Amazon S3 Metadata automatically captures and organizes metadata for S3 objects, offering insights into system-defined properties—such as object size, storage class, encryption status—and user-defined tags. This capability allows businesses to curate, identify, and utilize their data more effectively for a wide array of applications, including:
- Business Analytics
- Real-time inference applications
- AI model training
Metadata is updated within minutes of changes to S3 objects, ensuring near real-time accuracy. The data is stored in S3 Tables, a new bucket type: a table bucket, which stores tables as subresources.
S3 Metadata employs Apache Iceberg, allowing users to store metadata in fully managed Iceberg tables. This compatibility facilitates high-performance querying at scale using Iceberg-compatible tools such as Apache Spark, Amazon Athena, and Amazon QuickSight.
With Iceberg, each update generates a new row in the table, providing a historical record of object changes that can be easily retrieved and analyzed.
Amrutha Gujjar, CEO of Structured Labs, concluded in a blog post:
By embracing Iceberg, AWS aligns itself with the industry’s move toward open table formats. This not only ensures interoperability with tools like Apache Spark and Flink but also future-proofs investments in S3-based architectures.

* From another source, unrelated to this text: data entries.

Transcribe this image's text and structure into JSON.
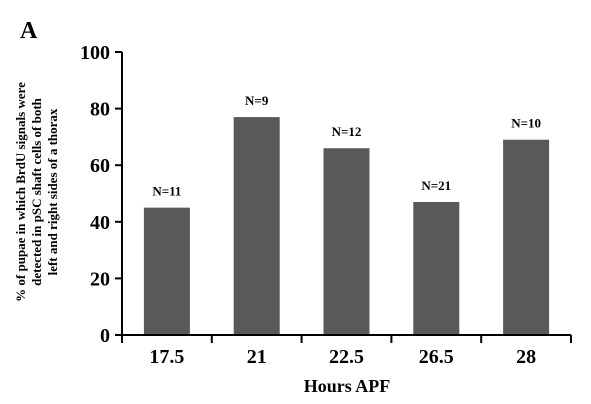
{
  "chart_data": {
    "type": "bar",
    "panel_label": "A",
    "ylabel_lines": [
      "% of pupae in which BrdU signals were",
      "detected  in pSC shaft cells of both",
      "left and right sides of a thorax"
    ],
    "xlabel": "Hours APF",
    "categories": [
      "17.5",
      "21",
      "22.5",
      "26.5",
      "28"
    ],
    "values": [
      45,
      77,
      66,
      47,
      69
    ],
    "data_labels": [
      "N=11",
      "N=9",
      "N=12",
      "N=21",
      "N=10"
    ],
    "ylim": [
      0,
      100
    ],
    "yticks": [
      0,
      20,
      40,
      60,
      80,
      100
    ],
    "bar_color": "#595959",
    "grid": false
  }
}
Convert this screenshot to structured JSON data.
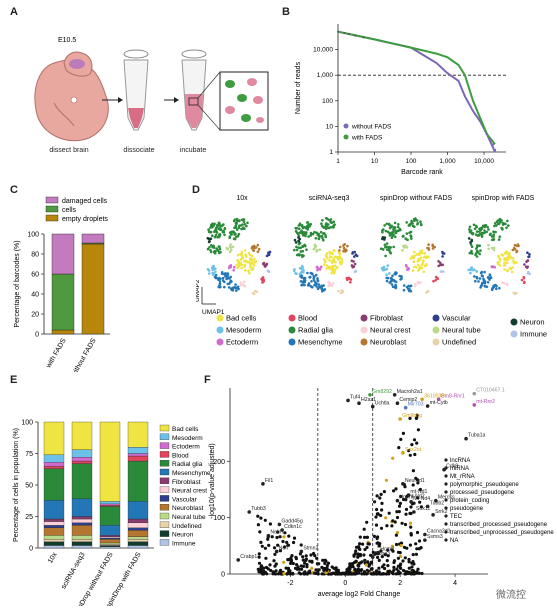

S3 Metadata tables integrate seamlessly with AWS analytics tools, enabling robust data processing and visualization. Key integrations include:
- AWS Glue Data Catalog (currently in preview)
- Amazon Athena, Redshift, EMR, and QuickSight for streaming and querying metadata
- Amazon Bedrock, which annotates AI-generated videos stored in S3 with metadata like origin, creation timestamp, and the model used.
The metadata schema includes over 20 elements, from bucket names and object keys to encryption details and user-defined tags. Users can enrich this data further by joining it with application-specific tables.
Enabling S3 Metadata involves three simple steps:
- Create a Table Bucket: Use the create-table-bucket command, the AWS Management Console, or an API call to create a bucket for storing metadata.
- Attach Metadata Configuration: Specify a configuration file to link your data bucket with the metadata table.
- Run Queries: Use tools like Apache Spark or AWS analytics services to query the metadata, enabling insights into object storage, updates, and other critical details.
(Source: AWS News blog post)
An example query looks like this:
spark.sql("SELECT key, size, storage_class, encryption_status FROM mytablebucket.aws_s3_metadata.my_table ORDER BY last_modified_date DESC LIMIT 10").show(false)
Ian Mckay, cloud principal at Kablamo and AWS Community Hero, tweeted:
S3 buckets now support queryable metadata (Iceberg tables) functionality, allowing for a live queryable view of the creations, updates, and deletions of objects using tools like Athena. Check pricing before usage, as the cost increase is non-trivial.
Lastly, users can also configure and manage S3 Metadata through the Amazon S3 Console’s Metadata tab. Pricing is based on the number of updates (object creation, deletion, and metadata changes) and storage costs for the metadata table. Detailed pricing information is available on the S3 Pricing page.